Yawn. Fighting jet lag by staying awake as long as possible is soul crushing. I woke up on the plane this morning at... 9AM brit time or something and ate this delicious cinnamon cake they gave me in my breakfast box. And I have been awake ever since and it is... 9PM brit time now and I feel like it's the longest day there has ever been. Midnight sun, six month days, kind of long.

The dorms we're in are nice. From the outside they look like brutalist architecture but it's more soviet looking than that. I'll take a pic tomorrow when it's not so drizzly outside. On the inside the dorms are yellow. And the windows open. Window. And I have a sink.

Earlier we went to a pub to see the england/algeria (?) match. There's nothing like standing in a mad crush of people who are all shouting at each other about work today then howling like werewolves when the ball gets close to the goal and realizing you have no idea how football/soccer is played.

Ok. Super tired. Bed now.

TOMORROW: SCAVENGER HUNT

SHIELD COIN COLLECTION: 1/7

Oh, I also forgot to mention the 50p of custard I bought at Tesco's. It was more custard than a Ben and Jerry's carton could hold. For 50p. So good.

Thursday, June 17, 2010

A Hell of a Life

You know a person had a rollicking good time being alive when their obituary containes the following:


His personal humour often whirled into the surreal, as his fellow journalist Peter Tory learned to his cost. One night, in a Blackpool restaurant during a Conservative party conference, Waterhouse inveigled Tory into a bet which resulted in Tory losing his trousers. Waterhouse made off into the night with the item of clothing and Tory had to borrow a pair of the chef's pants.

Back at the bar of the Imperial hotel, he made himself busy introducing Tory's trousers to various Conservative party grandees, insisting they shake a proffered leg by way of greeting. In later weeks, Tory would receive sinister, late-night calls, claiming to be from his trousers, relating, in a falsetto, northern accent, the various risque adventures he was enjoying with his new master.



Copied from here. Found it while doing a paper for theater class.

Wednesday, June 2, 2010

This Just In From The Newsroom-

I am somewhere in the AJC. No, really. It's a one week long contractor job typing up address on raffle tickets, but it's still a newspaper building.

I went on a tour the first day I was here and got to see the big presses, vats of ink the size of showers, rolls of paper half the size of my car... There's actually this miniture train type thing built into the floor to drive the reams of paper around and load them into the presses. And the coffee machines they have here...

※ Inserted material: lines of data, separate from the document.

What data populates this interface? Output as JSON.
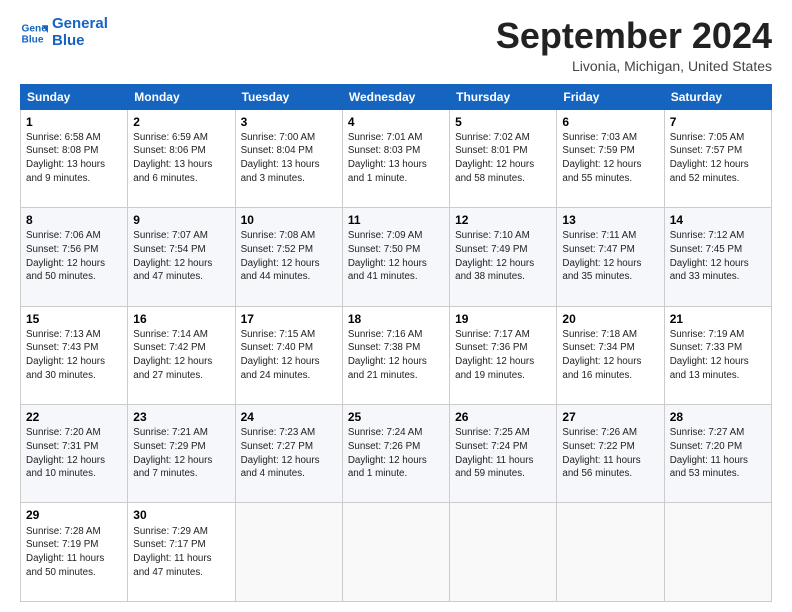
{
  "logo": {
    "line1": "General",
    "line2": "Blue"
  },
  "title": "September 2024",
  "location": "Livonia, Michigan, United States",
  "days_header": [
    "Sunday",
    "Monday",
    "Tuesday",
    "Wednesday",
    "Thursday",
    "Friday",
    "Saturday"
  ],
  "weeks": [
    [
      {
        "day": "1",
        "info": "Sunrise: 6:58 AM\nSunset: 8:08 PM\nDaylight: 13 hours\nand 9 minutes."
      },
      {
        "day": "2",
        "info": "Sunrise: 6:59 AM\nSunset: 8:06 PM\nDaylight: 13 hours\nand 6 minutes."
      },
      {
        "day": "3",
        "info": "Sunrise: 7:00 AM\nSunset: 8:04 PM\nDaylight: 13 hours\nand 3 minutes."
      },
      {
        "day": "4",
        "info": "Sunrise: 7:01 AM\nSunset: 8:03 PM\nDaylight: 13 hours\nand 1 minute."
      },
      {
        "day": "5",
        "info": "Sunrise: 7:02 AM\nSunset: 8:01 PM\nDaylight: 12 hours\nand 58 minutes."
      },
      {
        "day": "6",
        "info": "Sunrise: 7:03 AM\nSunset: 7:59 PM\nDaylight: 12 hours\nand 55 minutes."
      },
      {
        "day": "7",
        "info": "Sunrise: 7:05 AM\nSunset: 7:57 PM\nDaylight: 12 hours\nand 52 minutes."
      }
    ],
    [
      {
        "day": "8",
        "info": "Sunrise: 7:06 AM\nSunset: 7:56 PM\nDaylight: 12 hours\nand 50 minutes."
      },
      {
        "day": "9",
        "info": "Sunrise: 7:07 AM\nSunset: 7:54 PM\nDaylight: 12 hours\nand 47 minutes."
      },
      {
        "day": "10",
        "info": "Sunrise: 7:08 AM\nSunset: 7:52 PM\nDaylight: 12 hours\nand 44 minutes."
      },
      {
        "day": "11",
        "info": "Sunrise: 7:09 AM\nSunset: 7:50 PM\nDaylight: 12 hours\nand 41 minutes."
      },
      {
        "day": "12",
        "info": "Sunrise: 7:10 AM\nSunset: 7:49 PM\nDaylight: 12 hours\nand 38 minutes."
      },
      {
        "day": "13",
        "info": "Sunrise: 7:11 AM\nSunset: 7:47 PM\nDaylight: 12 hours\nand 35 minutes."
      },
      {
        "day": "14",
        "info": "Sunrise: 7:12 AM\nSunset: 7:45 PM\nDaylight: 12 hours\nand 33 minutes."
      }
    ],
    [
      {
        "day": "15",
        "info": "Sunrise: 7:13 AM\nSunset: 7:43 PM\nDaylight: 12 hours\nand 30 minutes."
      },
      {
        "day": "16",
        "info": "Sunrise: 7:14 AM\nSunset: 7:42 PM\nDaylight: 12 hours\nand 27 minutes."
      },
      {
        "day": "17",
        "info": "Sunrise: 7:15 AM\nSunset: 7:40 PM\nDaylight: 12 hours\nand 24 minutes."
      },
      {
        "day": "18",
        "info": "Sunrise: 7:16 AM\nSunset: 7:38 PM\nDaylight: 12 hours\nand 21 minutes."
      },
      {
        "day": "19",
        "info": "Sunrise: 7:17 AM\nSunset: 7:36 PM\nDaylight: 12 hours\nand 19 minutes."
      },
      {
        "day": "20",
        "info": "Sunrise: 7:18 AM\nSunset: 7:34 PM\nDaylight: 12 hours\nand 16 minutes."
      },
      {
        "day": "21",
        "info": "Sunrise: 7:19 AM\nSunset: 7:33 PM\nDaylight: 12 hours\nand 13 minutes."
      }
    ],
    [
      {
        "day": "22",
        "info": "Sunrise: 7:20 AM\nSunset: 7:31 PM\nDaylight: 12 hours\nand 10 minutes."
      },
      {
        "day": "23",
        "info": "Sunrise: 7:21 AM\nSunset: 7:29 PM\nDaylight: 12 hours\nand 7 minutes."
      },
      {
        "day": "24",
        "info": "Sunrise: 7:23 AM\nSunset: 7:27 PM\nDaylight: 12 hours\nand 4 minutes."
      },
      {
        "day": "25",
        "info": "Sunrise: 7:24 AM\nSunset: 7:26 PM\nDaylight: 12 hours\nand 1 minute."
      },
      {
        "day": "26",
        "info": "Sunrise: 7:25 AM\nSunset: 7:24 PM\nDaylight: 11 hours\nand 59 minutes."
      },
      {
        "day": "27",
        "info": "Sunrise: 7:26 AM\nSunset: 7:22 PM\nDaylight: 11 hours\nand 56 minutes."
      },
      {
        "day": "28",
        "info": "Sunrise: 7:27 AM\nSunset: 7:20 PM\nDaylight: 11 hours\nand 53 minutes."
      }
    ],
    [
      {
        "day": "29",
        "info": "Sunrise: 7:28 AM\nSunset: 7:19 PM\nDaylight: 11 hours\nand 50 minutes."
      },
      {
        "day": "30",
        "info": "Sunrise: 7:29 AM\nSunset: 7:17 PM\nDaylight: 11 hours\nand 47 minutes."
      },
      {
        "day": "",
        "info": ""
      },
      {
        "day": "",
        "info": ""
      },
      {
        "day": "",
        "info": ""
      },
      {
        "day": "",
        "info": ""
      },
      {
        "day": "",
        "info": ""
      }
    ]
  ]
}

The one down in the bullpen area is the most amazing. It autobrews three 12-cup pots at a time, with warming plates and everything. When you go down there to use it all the journalists make growly faces and sort of lunge towards you, like maybe you were sent there to break the machine.

It's adorable.

Unfortunatly unlike on TV the journalists do not appear to be friendly. None of them have spoken so far besides glaring to communicate when you go near the coffee machine.

In other news, it is sixteen days til London.